Pendant 22 ans et jusqu’à ce que je quitte mes fonctions de président-fondateur de la Chambre de Commerce Israël-Etats-Unis en octobre dernier, j’ai été intimement lié au mouvement en faveur des collaborations commerciales, économiques et académiques entre les Etats-Unis et Israël.

Depuis 1992, j’ai assisté et participé à l’extraordinaire évolution d’Israël, passé du statut de pays en voie de développement à celui de « start up nation. »

Juste après la première guerre du Golfe, les Israéliens émergeaient de leurs abris contre les bombes, les immigrés russes arrivaient en masse, et les questions qui se posaient pour leur fournir du travail et faire de leur alyah une réussite suscitaient d’énormes inquiétudes.

Il n’y avait ni téléphone portable ni Internet, ce qui rendait les communications entre Américains et Israéliens extrêmement difficiles. Le vieil adage – « Comment constituer une petite fortune en Israël ? Démarrez avec une grande » – n’était pas seulement une blague…

C’est dans ce contexte que la communauté juive américaine, avec l’appui du gouvernement israélien, a lancé des programmes pour favoriser la croissance de l’économie israélienne, promouvant les investissements en Israël et les exportations de produits israéliens.

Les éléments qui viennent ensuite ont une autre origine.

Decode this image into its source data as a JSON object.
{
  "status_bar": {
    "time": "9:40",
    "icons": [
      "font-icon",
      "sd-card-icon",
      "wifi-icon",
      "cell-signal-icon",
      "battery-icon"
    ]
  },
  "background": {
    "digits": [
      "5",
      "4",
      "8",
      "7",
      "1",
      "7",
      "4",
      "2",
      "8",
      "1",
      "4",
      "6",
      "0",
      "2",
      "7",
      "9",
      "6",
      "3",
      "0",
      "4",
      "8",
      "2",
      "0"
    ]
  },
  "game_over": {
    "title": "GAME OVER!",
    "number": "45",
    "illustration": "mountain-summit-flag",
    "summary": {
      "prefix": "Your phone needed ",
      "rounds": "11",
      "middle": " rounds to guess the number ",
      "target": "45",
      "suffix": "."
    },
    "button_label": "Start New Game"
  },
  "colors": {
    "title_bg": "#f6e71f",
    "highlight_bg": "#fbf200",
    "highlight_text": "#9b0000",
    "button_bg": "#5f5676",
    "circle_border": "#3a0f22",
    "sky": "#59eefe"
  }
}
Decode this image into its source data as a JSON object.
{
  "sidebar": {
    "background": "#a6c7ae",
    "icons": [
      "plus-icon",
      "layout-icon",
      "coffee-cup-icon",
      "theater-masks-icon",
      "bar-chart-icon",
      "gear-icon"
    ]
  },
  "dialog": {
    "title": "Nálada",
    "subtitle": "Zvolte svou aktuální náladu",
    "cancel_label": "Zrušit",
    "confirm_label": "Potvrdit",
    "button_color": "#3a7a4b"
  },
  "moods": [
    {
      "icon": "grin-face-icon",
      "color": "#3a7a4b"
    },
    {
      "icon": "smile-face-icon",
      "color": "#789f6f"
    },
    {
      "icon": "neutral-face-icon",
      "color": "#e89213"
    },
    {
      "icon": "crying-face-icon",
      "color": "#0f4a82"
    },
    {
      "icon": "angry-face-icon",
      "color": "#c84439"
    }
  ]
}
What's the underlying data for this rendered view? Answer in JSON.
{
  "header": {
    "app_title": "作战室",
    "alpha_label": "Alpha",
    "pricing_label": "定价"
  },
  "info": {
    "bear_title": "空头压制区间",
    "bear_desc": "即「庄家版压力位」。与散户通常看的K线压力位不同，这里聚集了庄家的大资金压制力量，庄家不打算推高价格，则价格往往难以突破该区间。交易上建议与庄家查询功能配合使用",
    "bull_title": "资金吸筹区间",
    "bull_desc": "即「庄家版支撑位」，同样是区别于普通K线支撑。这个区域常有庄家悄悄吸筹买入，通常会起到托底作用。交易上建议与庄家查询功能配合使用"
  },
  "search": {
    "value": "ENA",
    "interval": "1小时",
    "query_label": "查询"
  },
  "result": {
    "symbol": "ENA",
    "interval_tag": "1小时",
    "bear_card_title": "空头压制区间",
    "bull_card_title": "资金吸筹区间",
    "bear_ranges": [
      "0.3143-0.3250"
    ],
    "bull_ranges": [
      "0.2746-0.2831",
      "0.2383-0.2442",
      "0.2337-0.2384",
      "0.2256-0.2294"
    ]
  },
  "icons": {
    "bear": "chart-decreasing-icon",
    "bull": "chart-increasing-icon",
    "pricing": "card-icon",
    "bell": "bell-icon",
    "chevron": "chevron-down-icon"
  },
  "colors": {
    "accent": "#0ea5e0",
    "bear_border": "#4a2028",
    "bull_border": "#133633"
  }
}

L’idée était de permettre aux Juifs américains de réaliser des opérations en Israël et de se servir de leurs relations d’affaires pour importer des produits israéliens sur le sol américain afin de créer de l’emploi.

Des organisations à but non lucratif ont été fondées dans de nombreuses villes américaines, notamment à Atlanta, pour promouvoir Israël et pour faciliter ce type de collaboration. Certaines organisations ont réussi et continuent de fonctionner aujourd’hui, d’autres ont échoué et ont dû fermer boutique.

Nous n’avons jamais réussi à créer une entité centrale pour financer et coordonner les activités dans l’ensemble du pays.

Ce que nous n’avions pas imaginé à l’époque, c’est que nos efforts seraient bénéfiques à l’économie américaine dans son ensemble et pas seulement aux « bons gars Juifs ».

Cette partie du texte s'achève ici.